Below is the summary of the CPU implementation of sloth256-189. For detailed comments and explanations, please refer to Documentation.md
sqrt_mod_256_189/square_mod_256_189
comes in three "flavours":
#if detected(__ADX__)
x86_64 assembly-assisted code path, executed on processors with ADX
ISA extension.
Field element is represented as 4 64-bit limbs. Amount of limb
multiplication operations is 4*4+5.
#elif __SIZEOF_INT128__-0==16
Any 64-bit platform with compiler that supports __int128 type, such
as contemporary gcc or clang, but not Microsoft C.
Field element is represented as 5 limbs, 1st is 52- and the rest are
51-bit values. Amount of limb multiplication operations is 5*5+5.
#else
Fallback for everything else. Presumably most suitable for OpenCL.
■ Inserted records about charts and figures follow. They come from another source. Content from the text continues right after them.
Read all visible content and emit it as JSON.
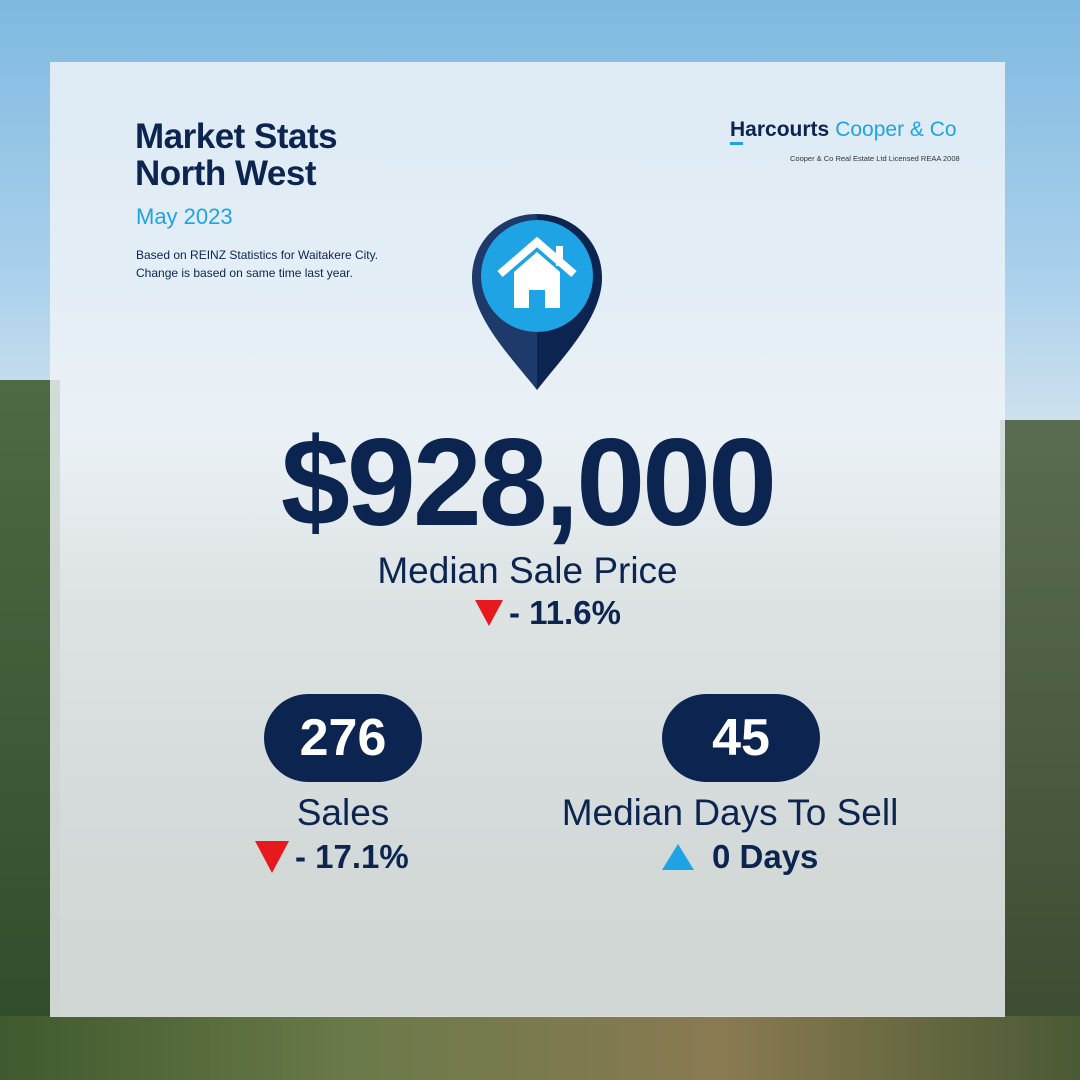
{
  "header": {
    "title_line1": "Market Stats",
    "title_line2": "North West",
    "date": "May 2023",
    "note_line1": "Based on REINZ Statistics for Waitakere City.",
    "note_line2": "Change is based on same time last year."
  },
  "brand": {
    "logo_primary": "Harcourts",
    "logo_secondary": "Cooper & Co",
    "licence": "Cooper & Co Real Estate Ltd Licensed REAA 2008"
  },
  "price": {
    "value": "$928,000",
    "label": "Median Sale Price",
    "change": "- 11.6%",
    "direction": "down"
  },
  "sales": {
    "value": "276",
    "label": "Sales",
    "change": "- 17.1%",
    "direction": "down"
  },
  "days": {
    "value": "45",
    "label": "Median Days To Sell",
    "change": "0 Days",
    "direction": "up"
  },
  "colors": {
    "navy": "#0b2550",
    "accent": "#1ea3e4",
    "down": "#e8191e"
  },
  "icons": [
    "house-pin-icon",
    "triangle-down-icon",
    "triangle-up-icon"
  ]
}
Field element is represented as 10 limbs holding 26-bit values
[with the last one being 22 bits]. Amount of limb multiplication
operations is 10*10+10. Sensible to vectorize on 32-bit platforms.
#endif
Above-mentioned amounts of limb multiplication operations don't directly
translate to performance, but can be used as crude first-order
approximations. The actual choice is governed rather by underlying
hardware capabilities. On related note in GPU context. For example, even
if clang allows you to generate LLVM assembly for 5-limb code with
--target=spir
, it doesn't mean that it's optimal choice for specific
GPU [if any]. As additional unlisted data point, on CUDA we'll be
looking at 8*8+10.
As far as sqrt operation goes, all three code paths follow the same pattern:
raise input to ((2**256-189)+1)/4'th power [with dedicated addition chain]
square the result and compare to the input
conditionally negate the result accordingly
Inverse operation, squaring, is:
square the input
conditionally negate the result if input was odd
Individual field multiplication is performed approximately as following:
uint512 temp = a * b
temp = lo256(temp) + hi256(temp)*189
temp = lo256(temp) + hi8(temp)*189
return lo256(temp) + hi1(temp)*189
"Approximately" refers to the fact that in sparse representations
lo256()
and hi256()
are not exact, nor explicit in the
implementation.
ADX code path is selected at run time. For testing purposes assembly
support can be suppressed with --features no-asm
at cargo command
line. Otherwise build.rs
adds assembly.S
or
cpu/win64/mod256-189-x86_64.asm
to build sequence depending on whether
one uses a non-Microsoft or Microsoft compiler. In former case the
assembly.S
makes further choice among cpu/coff
(used by MinGW), cpu/elf
(used
by Linux, *BSD, Solaris) or cpu/mach-o
(used by MacOS) executable formats.
The assembly modules are generated from single Perl script,
src/mod256-189-x86_64.pl
, by executing src/refresh.sh
on a system
with Perl. It's assumed that universal build-time dependency on Perl is
undesired. Most notably Perl is not customarily installed on Windows.
Otherwise, this step could be moved to build.rs
, in which case one
would remove all subdirectories in src
and have build.rs
recreate
the assembly modules during the build phase.